All of lore.kernel.org
 help / color / mirror / Atom feed
From: Anthony Liguori <anthony@codemonkey.ws>
To: Jan Kiszka <jan.kiszka@siemens.com>
Cc: Kevin Wolf <kwolf@redhat.com>,
	Anthony Liguori <aliguori@us.ibm.com>,
	Stefan Hajnoczi <stefanha@linux.vnet.ibm.com>,
	Marcelo Tosatti <mtosatti@redhat.com>,
	qemu-devel <qemu-devel@nongnu.org>, Avi Kivity <avi@redhat.com>
Subject: Re: [Qemu-devel] [PATCH] Use qemu_eventfd for POSIX AIO
Date: Tue, 27 Sep 2011 09:36:31 -0500	[thread overview]
Message-ID: <4E81DF6F.8080905@codemonkey.ws> (raw)

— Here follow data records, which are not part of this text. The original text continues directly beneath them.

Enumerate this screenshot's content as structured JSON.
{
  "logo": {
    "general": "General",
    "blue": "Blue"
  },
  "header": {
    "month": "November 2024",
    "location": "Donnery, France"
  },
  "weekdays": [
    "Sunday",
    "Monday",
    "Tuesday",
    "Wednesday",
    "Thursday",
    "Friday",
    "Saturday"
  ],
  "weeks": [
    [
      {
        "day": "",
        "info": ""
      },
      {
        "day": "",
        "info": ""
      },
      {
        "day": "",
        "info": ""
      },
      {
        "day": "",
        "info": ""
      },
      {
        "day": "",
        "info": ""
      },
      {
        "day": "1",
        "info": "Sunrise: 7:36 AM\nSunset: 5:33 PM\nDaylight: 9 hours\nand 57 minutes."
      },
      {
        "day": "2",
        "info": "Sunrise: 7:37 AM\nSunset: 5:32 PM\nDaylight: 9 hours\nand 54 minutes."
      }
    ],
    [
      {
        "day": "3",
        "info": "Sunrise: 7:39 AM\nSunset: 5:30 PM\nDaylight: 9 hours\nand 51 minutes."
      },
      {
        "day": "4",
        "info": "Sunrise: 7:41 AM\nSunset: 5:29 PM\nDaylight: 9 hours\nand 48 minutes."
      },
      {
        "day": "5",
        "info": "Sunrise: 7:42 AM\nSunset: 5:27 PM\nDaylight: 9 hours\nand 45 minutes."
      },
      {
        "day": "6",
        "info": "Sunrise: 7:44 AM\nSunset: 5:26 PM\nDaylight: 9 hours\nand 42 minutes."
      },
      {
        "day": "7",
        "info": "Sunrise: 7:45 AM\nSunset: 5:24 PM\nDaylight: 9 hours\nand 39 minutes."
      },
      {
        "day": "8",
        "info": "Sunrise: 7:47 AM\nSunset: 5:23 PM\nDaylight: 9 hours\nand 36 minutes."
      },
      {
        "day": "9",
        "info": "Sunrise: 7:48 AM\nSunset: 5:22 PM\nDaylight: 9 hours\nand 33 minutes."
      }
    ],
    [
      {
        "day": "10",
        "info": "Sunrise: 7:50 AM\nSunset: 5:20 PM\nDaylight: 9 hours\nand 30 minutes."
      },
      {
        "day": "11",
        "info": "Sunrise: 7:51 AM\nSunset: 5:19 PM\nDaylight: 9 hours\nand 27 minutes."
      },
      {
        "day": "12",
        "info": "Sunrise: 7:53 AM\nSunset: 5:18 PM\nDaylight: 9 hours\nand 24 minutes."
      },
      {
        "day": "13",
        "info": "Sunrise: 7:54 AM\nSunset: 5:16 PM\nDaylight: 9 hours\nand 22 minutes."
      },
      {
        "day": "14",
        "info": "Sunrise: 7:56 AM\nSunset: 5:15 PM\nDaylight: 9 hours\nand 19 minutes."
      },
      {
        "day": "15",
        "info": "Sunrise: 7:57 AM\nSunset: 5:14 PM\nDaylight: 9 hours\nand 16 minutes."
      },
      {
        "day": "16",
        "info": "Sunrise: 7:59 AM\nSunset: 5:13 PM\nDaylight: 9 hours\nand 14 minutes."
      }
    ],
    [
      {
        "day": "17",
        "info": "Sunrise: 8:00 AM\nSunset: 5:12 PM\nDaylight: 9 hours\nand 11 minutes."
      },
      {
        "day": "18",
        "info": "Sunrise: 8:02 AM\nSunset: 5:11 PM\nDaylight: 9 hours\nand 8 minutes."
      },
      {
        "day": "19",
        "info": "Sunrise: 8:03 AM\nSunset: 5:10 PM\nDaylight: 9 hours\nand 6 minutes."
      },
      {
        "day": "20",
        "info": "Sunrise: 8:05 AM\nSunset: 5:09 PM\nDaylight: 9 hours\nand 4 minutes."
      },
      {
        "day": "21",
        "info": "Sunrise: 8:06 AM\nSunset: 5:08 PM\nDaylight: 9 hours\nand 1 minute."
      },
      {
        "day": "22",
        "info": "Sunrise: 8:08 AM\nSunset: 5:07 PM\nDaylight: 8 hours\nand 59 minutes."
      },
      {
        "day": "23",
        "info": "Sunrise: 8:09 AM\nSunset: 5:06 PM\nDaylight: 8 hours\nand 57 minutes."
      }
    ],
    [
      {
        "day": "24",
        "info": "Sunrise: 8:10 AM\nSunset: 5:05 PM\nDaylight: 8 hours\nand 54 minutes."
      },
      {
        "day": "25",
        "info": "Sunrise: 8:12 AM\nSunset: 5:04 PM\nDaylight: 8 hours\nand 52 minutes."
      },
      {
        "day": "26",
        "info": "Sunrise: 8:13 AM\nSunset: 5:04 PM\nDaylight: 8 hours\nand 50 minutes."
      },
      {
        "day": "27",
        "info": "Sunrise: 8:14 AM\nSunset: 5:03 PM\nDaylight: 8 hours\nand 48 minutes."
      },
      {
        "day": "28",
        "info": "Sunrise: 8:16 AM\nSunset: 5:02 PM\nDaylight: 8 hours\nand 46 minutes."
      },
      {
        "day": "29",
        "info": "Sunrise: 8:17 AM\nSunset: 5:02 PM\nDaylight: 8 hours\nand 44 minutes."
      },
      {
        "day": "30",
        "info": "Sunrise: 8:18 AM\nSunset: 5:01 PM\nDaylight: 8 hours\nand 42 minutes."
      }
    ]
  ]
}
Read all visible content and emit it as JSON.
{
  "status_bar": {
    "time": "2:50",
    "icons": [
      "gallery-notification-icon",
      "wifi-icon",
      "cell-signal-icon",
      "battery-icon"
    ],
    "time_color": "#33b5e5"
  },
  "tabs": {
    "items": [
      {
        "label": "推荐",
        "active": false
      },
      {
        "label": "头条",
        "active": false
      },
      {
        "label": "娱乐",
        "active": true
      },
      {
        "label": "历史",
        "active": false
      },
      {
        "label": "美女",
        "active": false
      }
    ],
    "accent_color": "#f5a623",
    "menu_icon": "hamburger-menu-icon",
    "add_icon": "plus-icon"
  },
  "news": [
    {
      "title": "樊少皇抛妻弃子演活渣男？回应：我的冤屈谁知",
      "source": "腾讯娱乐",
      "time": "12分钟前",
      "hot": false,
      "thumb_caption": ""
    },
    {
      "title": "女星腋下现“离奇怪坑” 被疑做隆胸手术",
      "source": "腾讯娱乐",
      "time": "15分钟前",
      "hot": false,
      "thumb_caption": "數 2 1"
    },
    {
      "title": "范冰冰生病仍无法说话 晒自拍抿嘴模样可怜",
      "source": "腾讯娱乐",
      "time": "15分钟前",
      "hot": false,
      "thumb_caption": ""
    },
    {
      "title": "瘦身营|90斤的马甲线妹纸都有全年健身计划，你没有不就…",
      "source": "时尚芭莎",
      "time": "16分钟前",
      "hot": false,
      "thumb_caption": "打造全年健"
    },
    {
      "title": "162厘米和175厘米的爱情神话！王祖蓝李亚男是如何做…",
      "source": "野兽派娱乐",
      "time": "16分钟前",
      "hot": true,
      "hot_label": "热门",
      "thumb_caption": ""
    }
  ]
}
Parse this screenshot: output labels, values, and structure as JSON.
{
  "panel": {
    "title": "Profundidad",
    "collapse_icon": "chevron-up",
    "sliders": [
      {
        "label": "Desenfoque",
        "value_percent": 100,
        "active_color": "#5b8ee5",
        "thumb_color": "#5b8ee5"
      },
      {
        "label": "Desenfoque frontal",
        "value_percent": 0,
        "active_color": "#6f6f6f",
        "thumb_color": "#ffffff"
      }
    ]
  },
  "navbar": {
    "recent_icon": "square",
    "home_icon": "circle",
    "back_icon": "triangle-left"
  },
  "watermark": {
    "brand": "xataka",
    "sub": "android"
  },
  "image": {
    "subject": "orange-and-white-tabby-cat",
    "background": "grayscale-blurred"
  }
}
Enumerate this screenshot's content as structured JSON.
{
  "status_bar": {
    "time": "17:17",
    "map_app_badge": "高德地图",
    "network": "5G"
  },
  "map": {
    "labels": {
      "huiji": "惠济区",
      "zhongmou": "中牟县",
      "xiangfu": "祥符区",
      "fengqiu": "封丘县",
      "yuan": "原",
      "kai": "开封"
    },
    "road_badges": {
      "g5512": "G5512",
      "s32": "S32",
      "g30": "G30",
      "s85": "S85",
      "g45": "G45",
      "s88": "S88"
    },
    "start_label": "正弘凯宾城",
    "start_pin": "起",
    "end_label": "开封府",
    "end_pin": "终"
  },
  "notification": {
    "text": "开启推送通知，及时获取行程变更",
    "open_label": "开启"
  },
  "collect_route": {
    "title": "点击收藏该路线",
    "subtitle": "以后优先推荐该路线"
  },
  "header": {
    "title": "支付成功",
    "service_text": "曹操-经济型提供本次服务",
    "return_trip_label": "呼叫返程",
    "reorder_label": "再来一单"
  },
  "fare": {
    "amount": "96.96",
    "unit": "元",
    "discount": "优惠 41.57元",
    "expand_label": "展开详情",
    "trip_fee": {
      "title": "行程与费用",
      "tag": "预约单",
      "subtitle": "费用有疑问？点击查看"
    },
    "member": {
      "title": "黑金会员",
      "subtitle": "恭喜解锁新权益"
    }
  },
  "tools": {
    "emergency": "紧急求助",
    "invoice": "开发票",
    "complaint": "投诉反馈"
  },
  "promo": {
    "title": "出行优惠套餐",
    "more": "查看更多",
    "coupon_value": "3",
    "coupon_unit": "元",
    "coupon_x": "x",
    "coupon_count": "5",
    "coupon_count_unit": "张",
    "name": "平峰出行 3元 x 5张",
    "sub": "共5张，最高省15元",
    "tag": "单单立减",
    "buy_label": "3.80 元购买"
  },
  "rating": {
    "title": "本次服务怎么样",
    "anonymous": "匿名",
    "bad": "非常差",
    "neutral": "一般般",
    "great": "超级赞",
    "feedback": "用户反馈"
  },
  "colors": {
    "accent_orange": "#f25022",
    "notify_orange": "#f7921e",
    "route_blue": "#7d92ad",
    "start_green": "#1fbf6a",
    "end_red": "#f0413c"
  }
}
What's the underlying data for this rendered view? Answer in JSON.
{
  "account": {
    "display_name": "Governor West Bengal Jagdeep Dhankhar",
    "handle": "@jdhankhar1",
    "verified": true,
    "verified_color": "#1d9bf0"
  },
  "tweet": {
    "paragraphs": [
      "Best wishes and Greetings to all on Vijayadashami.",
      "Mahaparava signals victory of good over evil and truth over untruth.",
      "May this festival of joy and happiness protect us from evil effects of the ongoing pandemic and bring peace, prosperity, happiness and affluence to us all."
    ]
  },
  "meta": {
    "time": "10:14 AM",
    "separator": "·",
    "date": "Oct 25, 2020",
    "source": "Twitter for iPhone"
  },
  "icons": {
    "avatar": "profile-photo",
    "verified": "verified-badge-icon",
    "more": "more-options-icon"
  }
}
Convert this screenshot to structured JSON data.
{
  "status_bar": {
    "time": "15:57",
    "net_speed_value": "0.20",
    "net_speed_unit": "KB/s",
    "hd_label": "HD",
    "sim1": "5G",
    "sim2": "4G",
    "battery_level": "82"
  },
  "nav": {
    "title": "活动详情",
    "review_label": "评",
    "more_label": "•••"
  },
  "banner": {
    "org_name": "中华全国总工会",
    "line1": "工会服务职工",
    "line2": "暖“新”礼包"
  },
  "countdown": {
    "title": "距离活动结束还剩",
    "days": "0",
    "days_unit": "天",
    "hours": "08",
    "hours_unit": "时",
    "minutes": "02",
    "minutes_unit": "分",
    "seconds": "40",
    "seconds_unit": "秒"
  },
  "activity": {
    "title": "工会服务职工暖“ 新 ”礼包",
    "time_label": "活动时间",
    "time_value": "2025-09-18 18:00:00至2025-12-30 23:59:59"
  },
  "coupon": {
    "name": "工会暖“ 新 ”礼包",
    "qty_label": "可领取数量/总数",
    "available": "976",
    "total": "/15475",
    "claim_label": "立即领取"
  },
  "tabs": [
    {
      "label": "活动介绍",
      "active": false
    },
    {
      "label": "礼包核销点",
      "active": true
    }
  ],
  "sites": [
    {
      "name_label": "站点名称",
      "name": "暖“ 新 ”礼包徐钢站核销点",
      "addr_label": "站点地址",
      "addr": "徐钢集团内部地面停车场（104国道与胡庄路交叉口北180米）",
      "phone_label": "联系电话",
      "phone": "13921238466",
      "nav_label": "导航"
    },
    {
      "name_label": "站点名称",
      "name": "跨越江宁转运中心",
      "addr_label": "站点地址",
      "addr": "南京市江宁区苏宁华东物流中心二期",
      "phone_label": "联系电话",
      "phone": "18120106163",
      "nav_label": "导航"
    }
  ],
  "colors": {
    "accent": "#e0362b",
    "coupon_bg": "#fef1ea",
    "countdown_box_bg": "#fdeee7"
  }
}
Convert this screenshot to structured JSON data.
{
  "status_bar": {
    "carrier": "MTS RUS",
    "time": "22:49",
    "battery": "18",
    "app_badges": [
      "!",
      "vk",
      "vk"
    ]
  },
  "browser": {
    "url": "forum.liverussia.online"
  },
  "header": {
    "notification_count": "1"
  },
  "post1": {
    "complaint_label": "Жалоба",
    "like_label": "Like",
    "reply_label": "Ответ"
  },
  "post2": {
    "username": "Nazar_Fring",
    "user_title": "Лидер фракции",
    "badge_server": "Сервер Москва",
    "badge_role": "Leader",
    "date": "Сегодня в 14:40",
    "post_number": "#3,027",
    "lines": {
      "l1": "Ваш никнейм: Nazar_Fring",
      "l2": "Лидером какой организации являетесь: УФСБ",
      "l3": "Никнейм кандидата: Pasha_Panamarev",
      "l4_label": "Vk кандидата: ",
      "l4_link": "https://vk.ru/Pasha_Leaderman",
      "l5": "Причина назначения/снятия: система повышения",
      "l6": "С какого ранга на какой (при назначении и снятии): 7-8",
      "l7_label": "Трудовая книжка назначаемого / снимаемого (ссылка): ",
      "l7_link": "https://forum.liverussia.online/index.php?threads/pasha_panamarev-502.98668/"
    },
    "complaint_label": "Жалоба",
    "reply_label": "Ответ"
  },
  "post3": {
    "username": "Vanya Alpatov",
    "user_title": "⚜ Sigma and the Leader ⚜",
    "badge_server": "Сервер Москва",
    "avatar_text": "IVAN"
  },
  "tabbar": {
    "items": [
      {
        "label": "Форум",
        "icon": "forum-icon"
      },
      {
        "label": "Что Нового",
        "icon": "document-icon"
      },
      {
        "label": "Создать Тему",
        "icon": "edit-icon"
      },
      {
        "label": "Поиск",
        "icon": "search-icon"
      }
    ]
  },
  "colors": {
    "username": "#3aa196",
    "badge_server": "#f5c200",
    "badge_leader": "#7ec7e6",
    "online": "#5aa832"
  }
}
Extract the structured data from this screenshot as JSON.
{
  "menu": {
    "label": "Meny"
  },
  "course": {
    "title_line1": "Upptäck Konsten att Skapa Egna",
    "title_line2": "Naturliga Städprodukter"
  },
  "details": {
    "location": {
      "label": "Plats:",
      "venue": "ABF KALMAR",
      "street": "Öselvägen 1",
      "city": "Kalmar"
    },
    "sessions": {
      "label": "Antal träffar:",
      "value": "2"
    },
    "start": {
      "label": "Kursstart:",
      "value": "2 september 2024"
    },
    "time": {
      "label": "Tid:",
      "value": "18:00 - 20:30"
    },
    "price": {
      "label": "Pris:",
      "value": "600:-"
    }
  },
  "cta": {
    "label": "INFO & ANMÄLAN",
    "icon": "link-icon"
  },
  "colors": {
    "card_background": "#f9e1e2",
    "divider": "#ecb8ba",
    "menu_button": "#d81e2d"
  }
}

In-Reply-To: <4E81DDDF.8050201@siemens.com>

On 09/27/2011 09:29 AM, Jan Kiszka wrote:
> On 2011-09-27 16:07, Anthony Liguori wrote:
>> On 09/27/2011 08:56 AM, Jan Kiszka wrote:
>>> Move qemu_eventfd unmodified to oslib-posix and use it for signaling
>>> POSIX AIO completions. If native eventfd suport is available, this
>>> avoids multiple read accesses to drain multiple pending signals. As
>>> before we use a pipe if eventfd is not supported.
>>>
>>> Signed-off-by: Jan Kiszka<jan.kiszka@siemens.com>
>>> ---
>>>    os-posix.c         |   32 --------------------------------
>>>    oslib-posix.c      |   32 +++++++++++++++++++++++++++++++-
>>>    posix-aio-compat.c |   12 ++++++++----
>>>    3 files changed, 39 insertions(+), 37 deletions(-)
>>>
>>> diff --git a/os-posix.c b/os-posix.c
>>> index dbf3b24..a918895 100644
>>> --- a/os-posix.c
>>> +++ b/os-posix.c
>>> @@ -45,10 +45,6 @@
>>>    #include<sys/syscall.h>
>>>    #endif
>>>
>>> -#ifdef CONFIG_EVENTFD
>>> -#include<sys/eventfd.h>
>>> -#endif
>>> -
>>>    static struct passwd *user_pwd;
>>>    static const char *chroot_dir;
>>>    static int daemonize;
>>> @@ -333,34 +329,6 @@ void os_set_line_buffering(void)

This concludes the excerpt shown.